В эти последние перед операцией сутки майор Фогель своим занудством, перемешанным с характерной для рейнской области невнятной скороговоркой, успел проесть батальонному плешь на голове, и он с трудом сохранял спокойствие. Масла в огонь взаимной неприязни подлило и то, что ни один из предложенных им маршрутов вывода группы в тыл к русским Фогель не принял, и лишь за несколько часов до приезда лейтенанта Райхдихта он все-таки остановился на одном из самых первых, что проходил на стыке первой и второй рот батальона. Помотав нервы Дику, он, тем не менее, своей подписи на плане не поставил, в лучших традициях штабных бюрократов возложив ответственность на подчиненного. Сославшись на неотложные дела, майор потребовал прислать документы в штаб полка после ознакомления с ними офицеров Абвера и смылся от греха подальше к себе в Крымскую, так и не встретив «гостей».
Вот почему капитан встретил абверовцев откровенно враждебно, но оттаял он достаточно быстро.
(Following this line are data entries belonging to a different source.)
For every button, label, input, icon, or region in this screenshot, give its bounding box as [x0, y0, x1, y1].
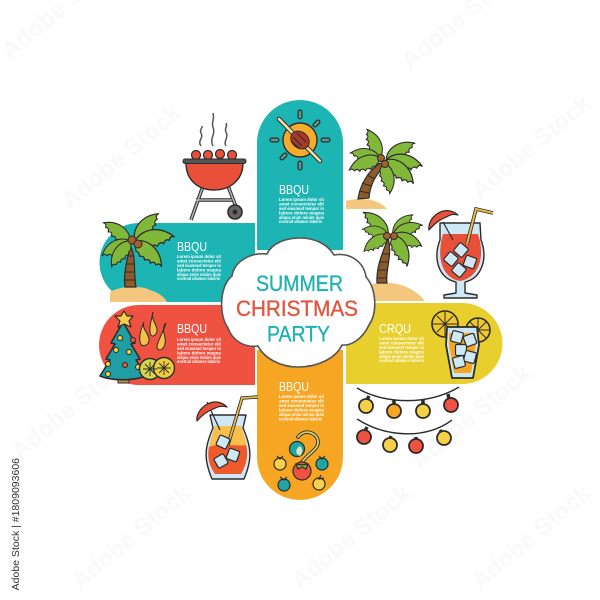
title: SUMMER — [256, 271, 343, 296]
body text: sed eiusmod tempor in — [177, 263, 221, 268]
icon: christmas tree — [100, 311, 146, 383]
body text: aliqua enim minim quis — [177, 272, 221, 277]
heading: BBQU — [279, 379, 309, 394]
body text: sed eiusmod tempor in — [279, 206, 324, 211]
panel: orange — [257, 350, 343, 500]
body text: nostrud ullamco laboris — [177, 359, 220, 364]
body text: labore dolore magna — [379, 350, 425, 354]
body text: aliqua enim minim quis — [279, 215, 325, 220]
body text: amet consectetur elit — [177, 258, 222, 264]
body text: nostrud ullamco laboris — [279, 416, 322, 422]
body text: nostrud ullamco laboris — [379, 358, 424, 363]
icon: orange cocktail — [197, 397, 258, 479]
body text: aliqua enim minim quis — [279, 412, 325, 417]
body text: labore dolore magna — [177, 268, 222, 272]
panel: top teal — [257, 100, 343, 250]
body text: nostrud ullamco laboris — [279, 219, 322, 224]
icon: flames — [140, 312, 166, 350]
heading: CRQU — [379, 321, 411, 336]
body text: amet consectetur elit — [177, 342, 222, 346]
body text: aliqua enim minim quis — [177, 355, 221, 360]
body text: Lorem ipsum dolor sit — [279, 394, 325, 399]
body text: Lorem ipsum dolor sit — [379, 336, 425, 341]
body text: sed eiusmod tempor in — [379, 345, 424, 350]
watermark: Adobe Stock — [467, 479, 597, 595]
title — [236, 271, 358, 346]
body text — [279, 197, 325, 224]
body text — [379, 336, 425, 363]
icon: palm tree lower — [358, 207, 425, 301]
icon: red cocktail — [429, 209, 493, 298]
body text: labore dolore magna — [279, 210, 325, 216]
icon: barbecue grill — [183, 113, 246, 220]
body text: aliqua enim minim quis — [379, 354, 425, 359]
panel: left teal — [99, 209, 255, 302]
icon: string lights — [357, 387, 459, 453]
heading: BBQU — [279, 182, 309, 197]
watermark: Adobe Stock — [407, 359, 537, 475]
heading: BBQU — [177, 321, 207, 336]
body text: Lorem ipsum dolor sit — [177, 337, 222, 342]
watermark: Adobe Stock — [57, 99, 187, 215]
title: PARTY — [267, 322, 330, 346]
body text: Lorem ipsum dolor sit — [279, 197, 325, 202]
body text: nostrud ullamco laboris — [177, 276, 220, 281]
body text — [177, 337, 222, 364]
icon: grill plate — [272, 112, 328, 168]
body text: labore dolore magna — [177, 350, 222, 356]
body text: labore dolore magna — [279, 408, 325, 412]
heading: BBQU — [177, 239, 207, 254]
body text: sed eiusmod tempor in — [279, 403, 324, 408]
icon: ornaments and hook — [274, 432, 328, 491]
center cloud — [222, 238, 375, 367]
body text: amet consectetur elit — [379, 340, 425, 346]
icon: palm tree — [99, 209, 175, 302]
watermark: Adobe Stock — [7, 349, 137, 465]
body text: Lorem ipsum dolor sit — [177, 254, 222, 259]
body text — [177, 254, 222, 281]
body text: sed eiusmod tempor in — [177, 346, 221, 351]
panel: yellow — [346, 303, 502, 384]
icon: citrus slices — [140, 358, 174, 380]
icon: iced drink — [432, 311, 490, 378]
body text: amet consectetur elit — [279, 398, 325, 404]
panel: red — [99, 305, 255, 385]
title: CHRISTMAS — [236, 296, 358, 321]
watermark: Adobe Stock — [287, 479, 417, 595]
stock id caption: Adobe Stock | #1809093606 — [10, 458, 22, 590]
watermark: Adobe Stock — [67, 479, 197, 595]
watermark: Adobe Stock — [467, 89, 597, 205]
body text — [279, 394, 325, 422]
body text: amet consectetur elit — [279, 202, 325, 207]
icon: palm tree upper right — [346, 126, 424, 209]
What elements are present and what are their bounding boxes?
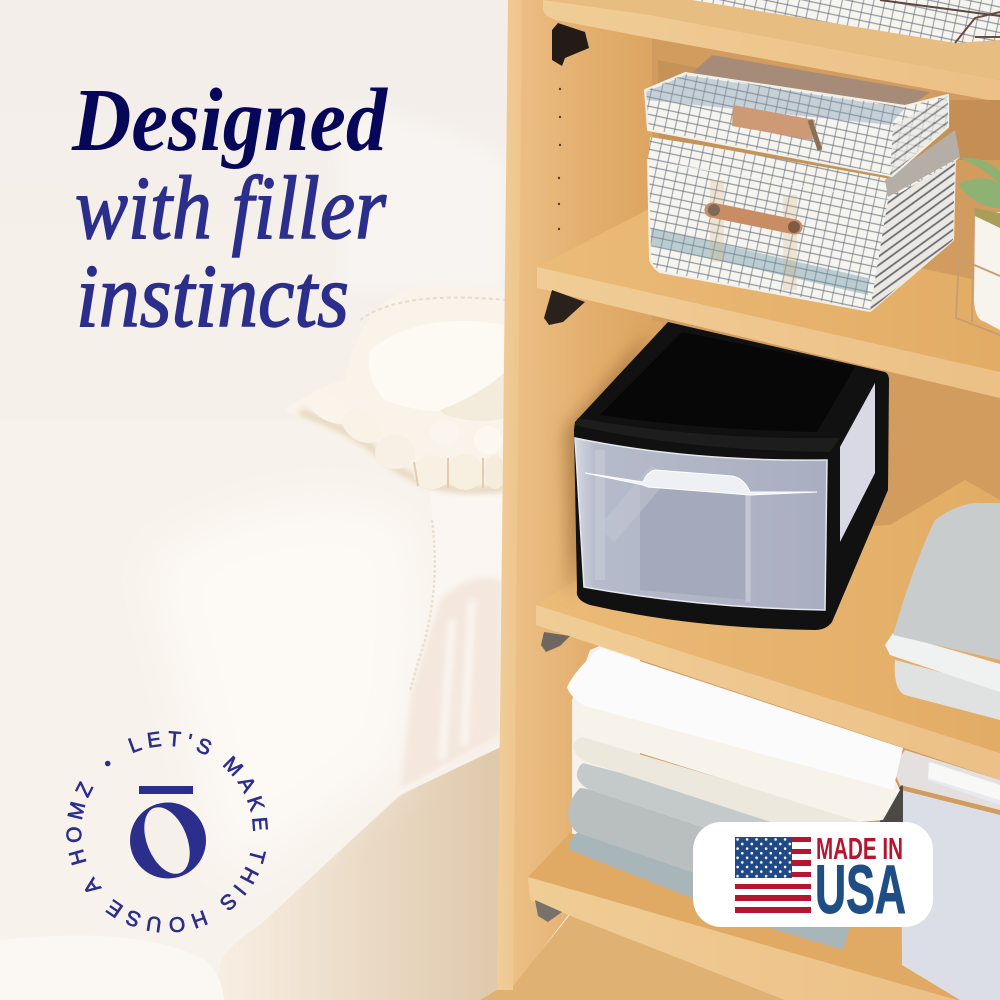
bottom shelf [528, 833, 1000, 1000]
top shelf quilted basket [692, 0, 1000, 43]
floor under bottom shelf [480, 912, 800, 1000]
logo macron [139, 786, 193, 794]
top basket [645, 55, 948, 176]
floor [212, 745, 505, 1000]
cream cloth [575, 707, 900, 822]
title line 1: Designed [71, 71, 389, 170]
side wall [510, 0, 662, 992]
bed with comforter [0, 420, 505, 1000]
drawer shadow [565, 330, 650, 600]
stacked fabric baskets [645, 55, 960, 311]
drawer body [574, 322, 889, 630]
grey top towel [893, 503, 1000, 660]
white cloth [567, 648, 903, 790]
US flag [735, 837, 811, 913]
stamp ring text [81, 746, 253, 918]
foot of bed [0, 936, 224, 1000]
drawer rim [575, 418, 840, 452]
comforter braid edge [410, 520, 435, 690]
hinge third [541, 632, 570, 652]
made in USA badge [693, 822, 933, 928]
title line 2: with filler [75, 159, 387, 258]
leaves [958, 158, 1000, 208]
drawer handle [585, 470, 817, 495]
pot [974, 212, 1000, 330]
title [71, 71, 389, 346]
potted plant in wire stand [956, 158, 1000, 335]
grey cloth upper [577, 763, 880, 860]
drawer lid [600, 332, 855, 432]
logo letter o [130, 801, 206, 880]
folded clothes stack on bottom shelf [567, 648, 903, 950]
bin lid [892, 750, 1000, 810]
blue plaid band [651, 228, 868, 295]
white contents [928, 762, 1000, 805]
stamp bullet [105, 761, 110, 766]
folded clothes stack on third shelf [885, 503, 1000, 720]
second shelf [537, 100, 1000, 398]
hinge top [552, 23, 589, 66]
white middle towel [885, 633, 1000, 692]
dark gap [880, 785, 903, 825]
bed side with folds [398, 490, 503, 795]
back wall [640, 0, 1000, 1000]
made in label: MADE IN [816, 831, 903, 866]
wire stand [956, 195, 1000, 335]
lower basket [648, 157, 955, 311]
white lower towel [895, 660, 1000, 720]
top shelf [543, 0, 1000, 102]
hinge second [544, 290, 585, 325]
panel front edge [497, 0, 522, 990]
title line 3: instincts [76, 247, 349, 346]
third shelf [536, 480, 1000, 780]
bin body [901, 790, 1000, 1000]
shadow behind baskets [658, 60, 950, 240]
blue-grey cloth [570, 833, 850, 950]
shelf peg holes [558, 88, 561, 230]
wooden shelving unit [480, 0, 1000, 1000]
knotted pillow [285, 285, 506, 490]
folded lid rim [648, 132, 960, 200]
grey cloth [568, 788, 845, 925]
clear storage bin [892, 750, 1000, 1000]
tan plaid band [717, 180, 790, 290]
top handle [732, 105, 815, 140]
lower handle [712, 210, 795, 227]
drawer front [575, 438, 827, 610]
drawer side window [840, 383, 875, 542]
off-white knit [573, 737, 860, 825]
USA label: USA [815, 851, 906, 928]
hinge bottom [535, 900, 562, 922]
black plastic drawer [565, 322, 889, 630]
round brand stamp: LET'S MAKE THIS HOUSE A HOMZ [66, 730, 268, 933]
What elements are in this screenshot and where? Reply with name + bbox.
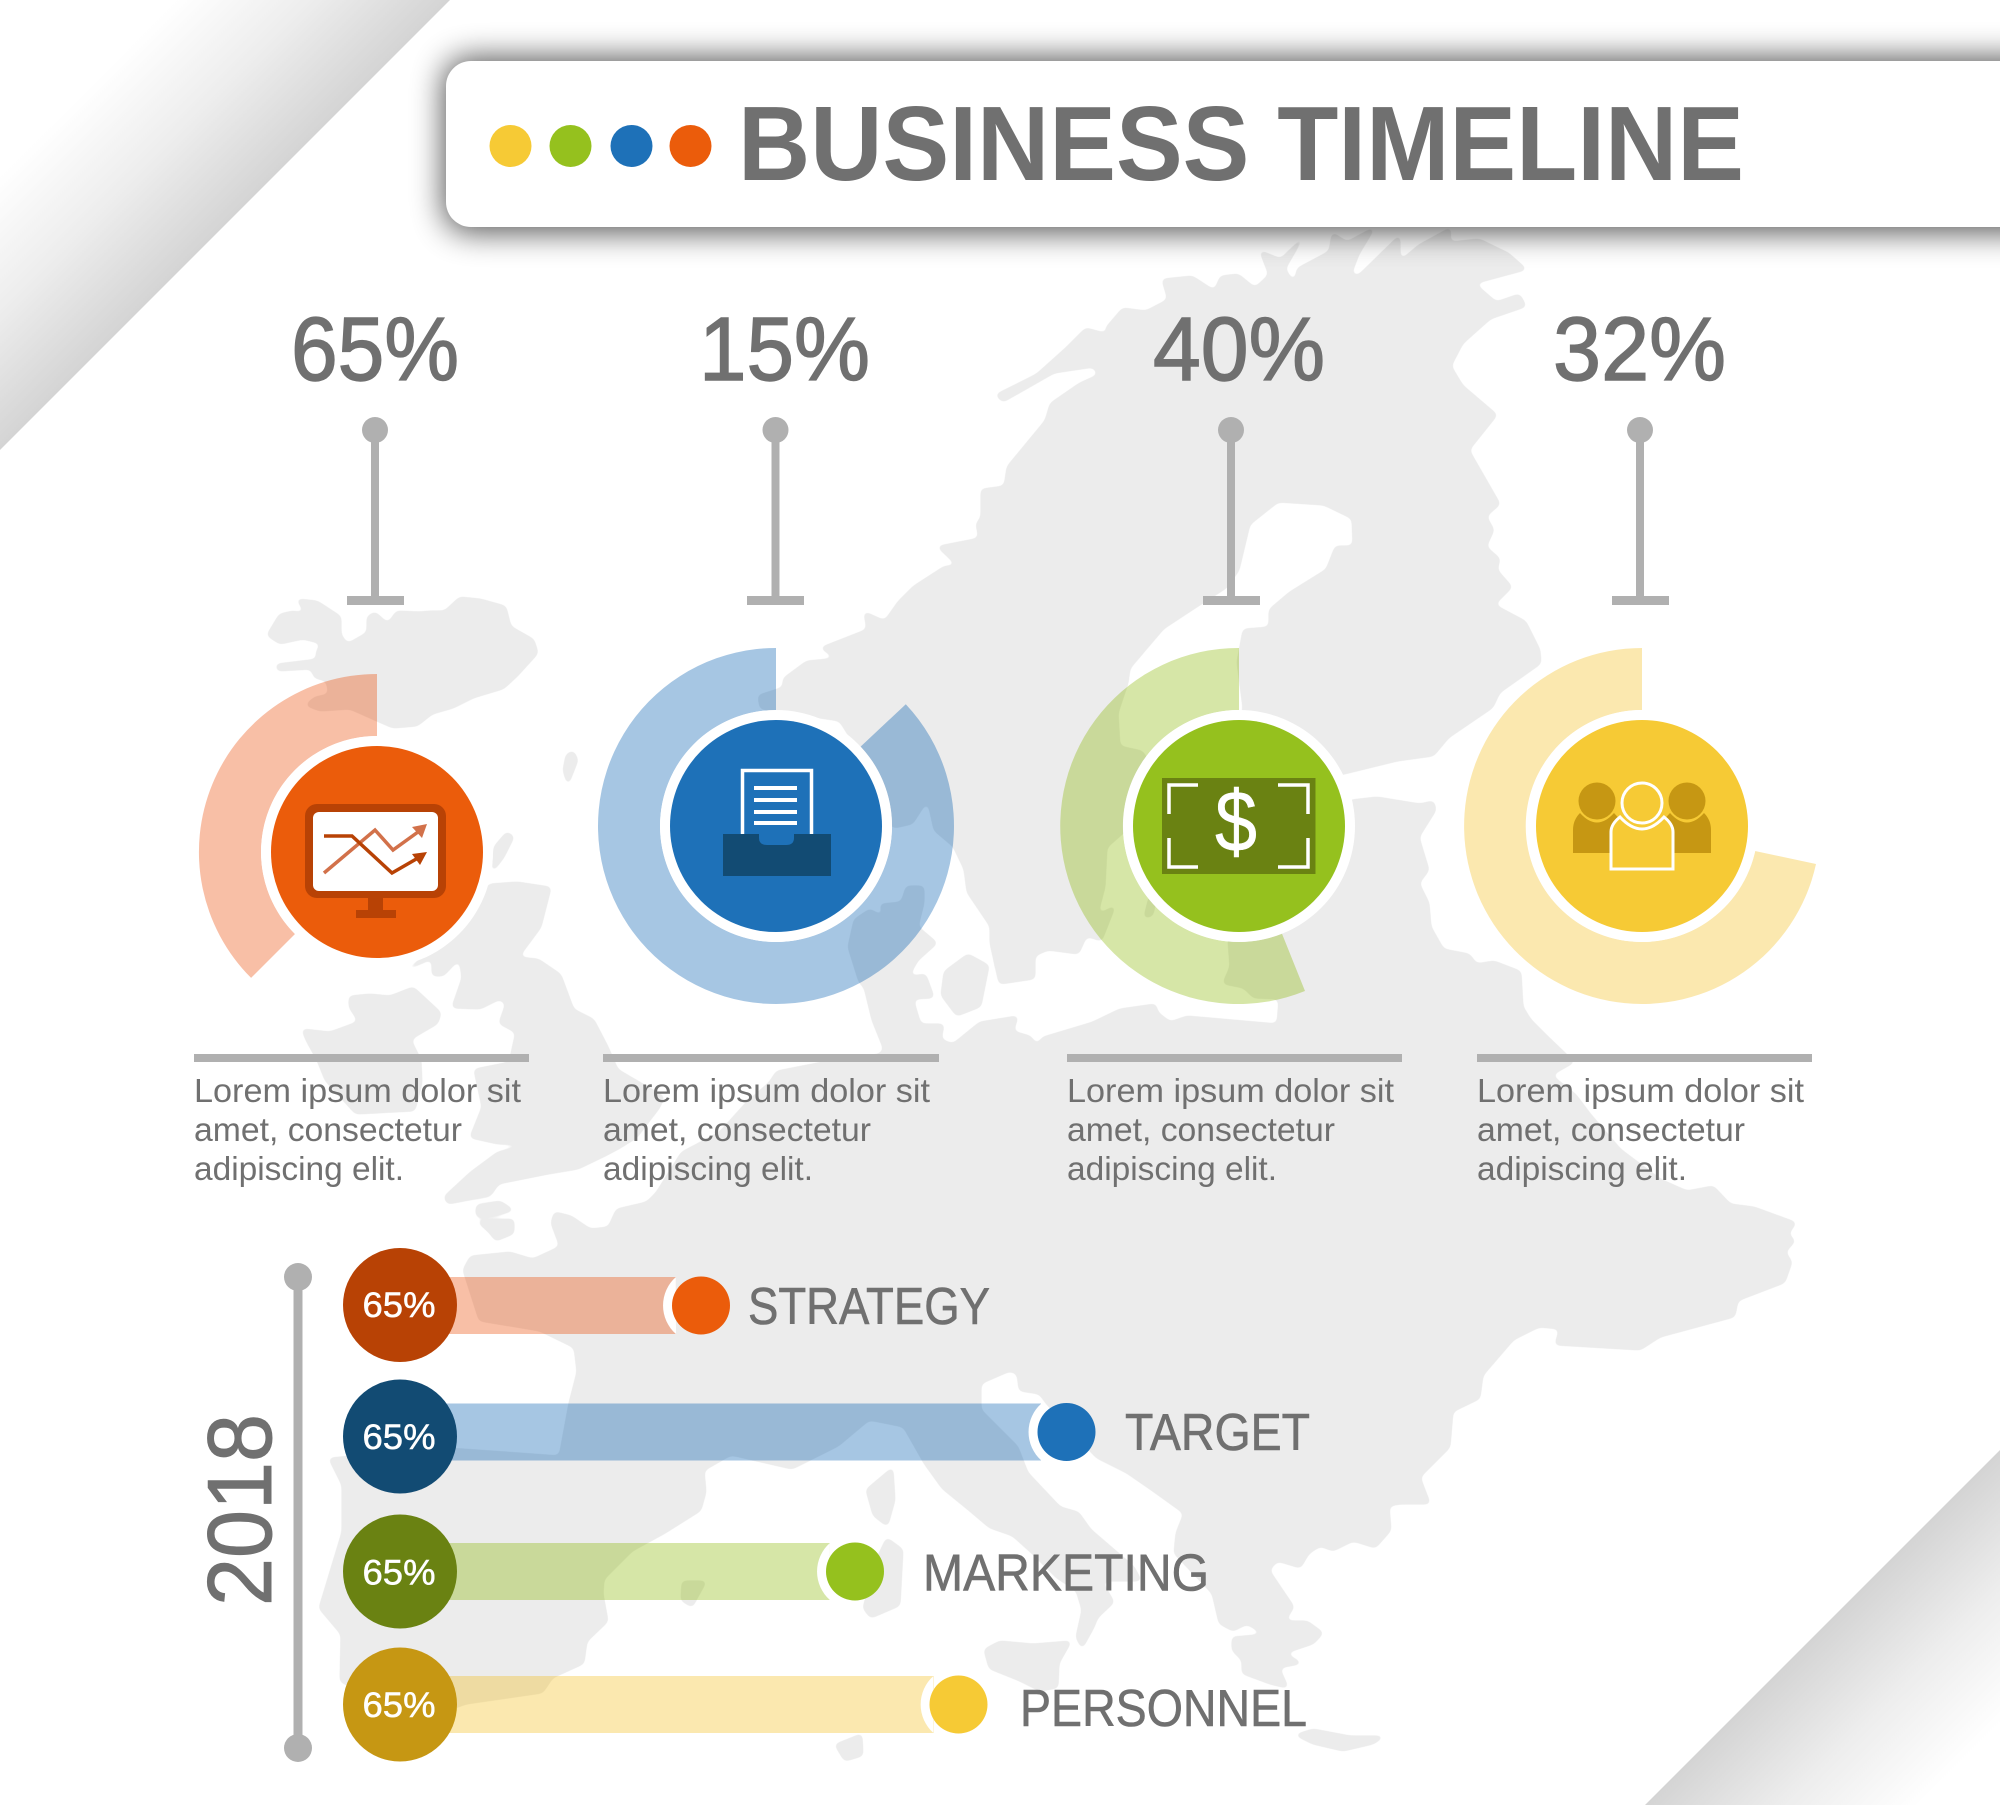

Отменный прусский служака, тянувший нелегкую лямку окопного офицера с первых дней войны, Дик, с откровенным презрением относившийся к лощеным штабным шаркунам, ценил только тех, кто доказал свое умение воевать на поле боя, под пулями. Но прибывшие по повадкам никак не походили на тыловых крыс, что заседали в теплых кабинетах и тянули жилы фронтовикам, которые всегда расплачивались собственными шкурами за провалы шаркунов. Наметанным взглядом он с ходу определил в командире группы — немногословном силаче — настоящего «горного стрелка», способного запросто дать фору даже самым отчаянным из его батальона.
В холодном и цепком взгляде серых глаз Дик заметил так хорошо ему знакомый хищный блеск, блеск волка-охотника, которому было не привыкать играть в прятки с самой смертью. Лейтенант и не пытался надувать щеки, с первой же минуты он повел себя просто и по-деловому. Он лишь бегло просмотрел планы, оставленные Фогелем, а затем внимательно выслушал предложения Дика, не принятые штабистом. После нескольких уточняющих вопросов по маршруту в тыл к русским Рейхер взял карандаш и расписался в левом нижнем углу карты. Вслед за ним без всяких разговоров поставил подпись Райхдихт.
У Дика словно гора свалилась с плеч, он оживился, размашисто расписался последним и, подняв голову, встретился взглядом с Петренко. Этот нахальный славянин вел себя на его КП как у себя дома, на равных с офицерами. В душе капитана вновь поднялась волна раздражения. К большинству русских он относился с патологической ненавистью, и было за что: большевистские фанатики в последних боях сократили его батальон едва ли не до роты. По твердому убеждению Дика, те немногие, что, бежав от Сталина, перешли на сторону великого фюрера, в лучшем случае годились только на то, чтобы вешать и стрелять своих соотечественников. Но этот русский, похоже, представлял собой редкий экземпляр зарвавшегося хама.
«Мерзавец! Напялил на себя священный для прусского офицера мундир элиты вермахта — горных стрелков и вообразил себя арийцем!» — негодовал в душе Дик.
А Петренко, казалось, не замечал этой откровенной враждебности, склонившись над картой. Он внимательно изучал расположение передовых и скрытых дозоров, опорных пунктов и минометных точек противника не только в полосе обороны батальона, но и в соседних с ним, а затем бесцеремонно прильнул к окуляру стереотрубы. Дик с откровенным презрением смотрел на его неловкие манипуляции. Петренко продолжал что-то высматривать среди занесенного снегом леса. Рейхер, обсуждавший с Райхдихтом детали предстоящей операции, прервал разговор и настороженно спросил у него:
— Что-то не так, Петр?
— Пока затрудняюсь ответить, господин лейтенант, надо бы присмотреться, — ответил тот и повернул стереотрубу резко влево.
В окуляре возник неправдоподобно большой ствол сосны, а затем невысокий холм у ее корней. Там был навален лапник, за которым проглядывала темная амбразура дзота. Вверх от него вел едва заметный ход сообщения, который заканчивался новой огневой точкой. Впереди, в сотне метров, прерывистым серым пунктиром среди снега проглядывала траншея, занятая ротами батальона. Капитан хорошо знал свое дело и оборудовал двойную линию обороны — именно по ней сейчас и метался объектив стереотрубы.
У Дика иссякло терпение наблюдать за неуклюжими движениями русского.
— Господин лейтенант, ваш подчиненный, похоже, собрался воевать с моим батальоном, а может, он в первый раз увидел стереотрубу? — с уничижительной иронией произнес он и предложил Рейхеру: — Господа, давайте пообедаем, а он пусть потренируется в окопах.